Les besoins en eau n'étaient pas, il y a quelques siécles, ceux d'aujourd'hui où l'on peut se prélasser sous la douche sans se soucier de la corvée d'eau.

Les besoins pour boire, se laver, laver le linge, cuire les aliments, donner à boire aux animaux, poules, cochons, lapins, mulets, chiens, chats … nécessitaient un transport d'eau au moyen des seaux portés à bout de bras depuis la source la plus proche à la font del terrer.

L'utilisation du puits du bénéfice était soumise au paiement d'une redevance, annuelle ou selon le puisage.

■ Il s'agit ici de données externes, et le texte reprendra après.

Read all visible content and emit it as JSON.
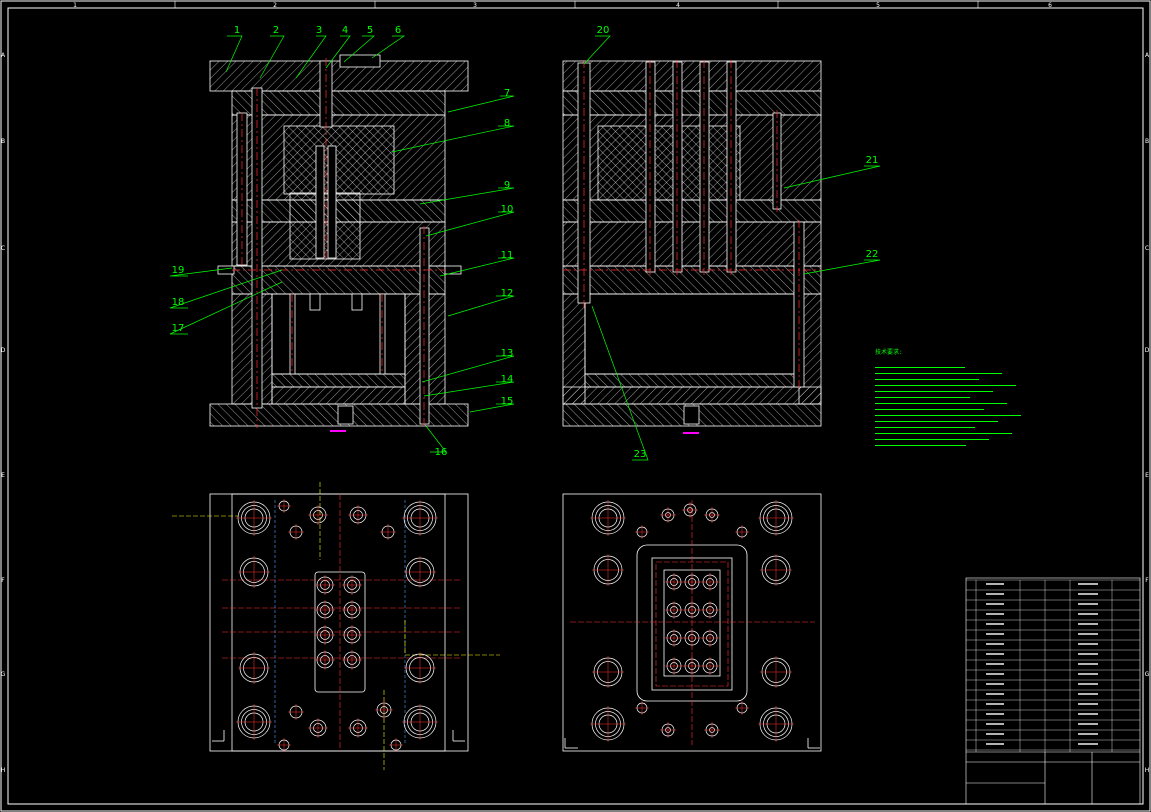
{
  "drawing": {
    "border_columns": [
      "1",
      "2",
      "3",
      "4",
      "5",
      "6"
    ],
    "border_rows": [
      "A",
      "B",
      "C",
      "D",
      "E",
      "F",
      "G",
      "H"
    ],
    "part_labels_front": [
      "1",
      "2",
      "3",
      "4",
      "5",
      "6",
      "7",
      "8",
      "9",
      "10",
      "11",
      "12",
      "13",
      "14",
      "15",
      "16",
      "17",
      "18",
      "19"
    ],
    "part_labels_side": [
      "20",
      "21",
      "22",
      "23"
    ],
    "notes_heading": "技术要求:",
    "colors": {
      "background": "#000000",
      "outline": "#ffffff",
      "leader": "#00ff00",
      "centerline": "#ff3030",
      "dimension": "#ffff00",
      "annotation": "#ff00ff",
      "gate": "#ffd000"
    }
  }
}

Un écclésiastique possedait les revenus de ce puits d'une profondeur de 8 mètres au dessous du sol.
L'eau peut y être puisée à 2m au dessous du sol quand la nappe est à son meilleur niveau. Il est surmonté d'une margelle de 1m de hauteur.

LE BENEFICE

Un bénéfice est une dignité ou une charge ecclésiastique dotée d'un revenu ou une terre concédée par le suzerain à un vassal en échange de certains devoirs.

Dans les années 1330, L'abbé d'ARLES SUR TECH étant seigneur de FOURQUES, fonde deux bénéfices dans l'église paroissiale. Un siècle plus tard, deux autres bénéfices sont créés.

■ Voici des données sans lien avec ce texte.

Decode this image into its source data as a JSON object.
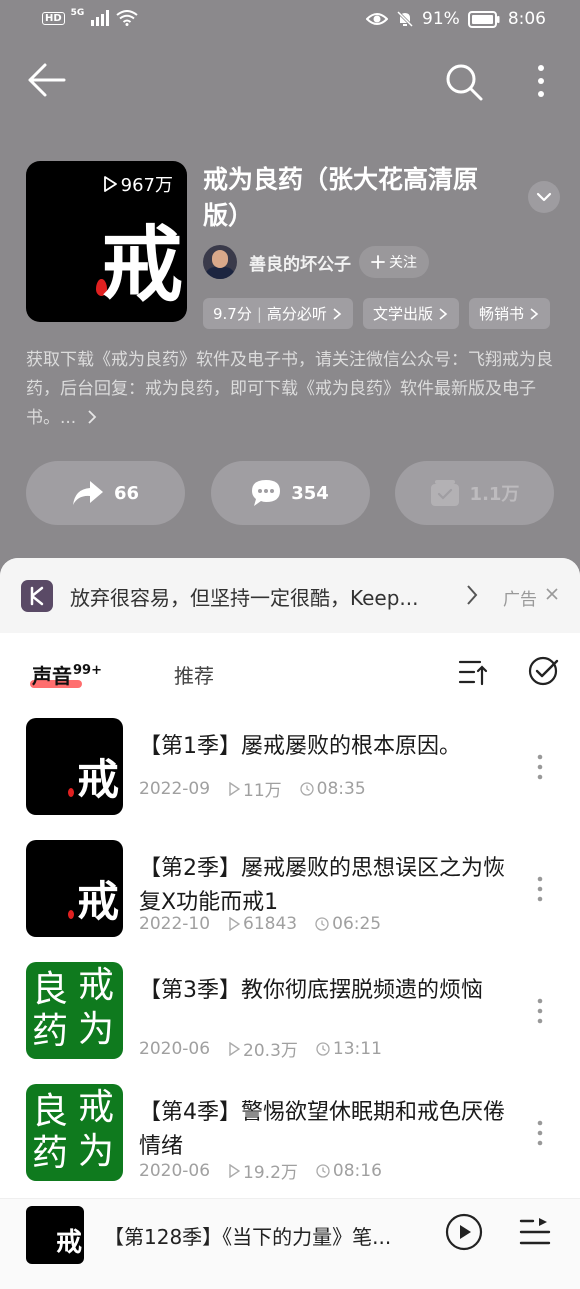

La population de la paroisse qui comptait à peine 300 habitants affectait une grande partie de ses revenus à la piété.

Jusqu'à la révolution, il y avait à FOURQUES 4 prêtres, bénéficiers écclésiastiques auxquels un revenu était affecté. Le puits du bénéfice était une des rentes écclésiatiques.

Depuis la révolution, on peut y puiser toute l'eau nécessaire sans payer ni taxe ni tribut.

Sur la façade de l'église, on peut voir une pierre funéraire sculptée avec l'effigie de Guillem GERARD, bénéficiaire de la paroisse mort en 1342.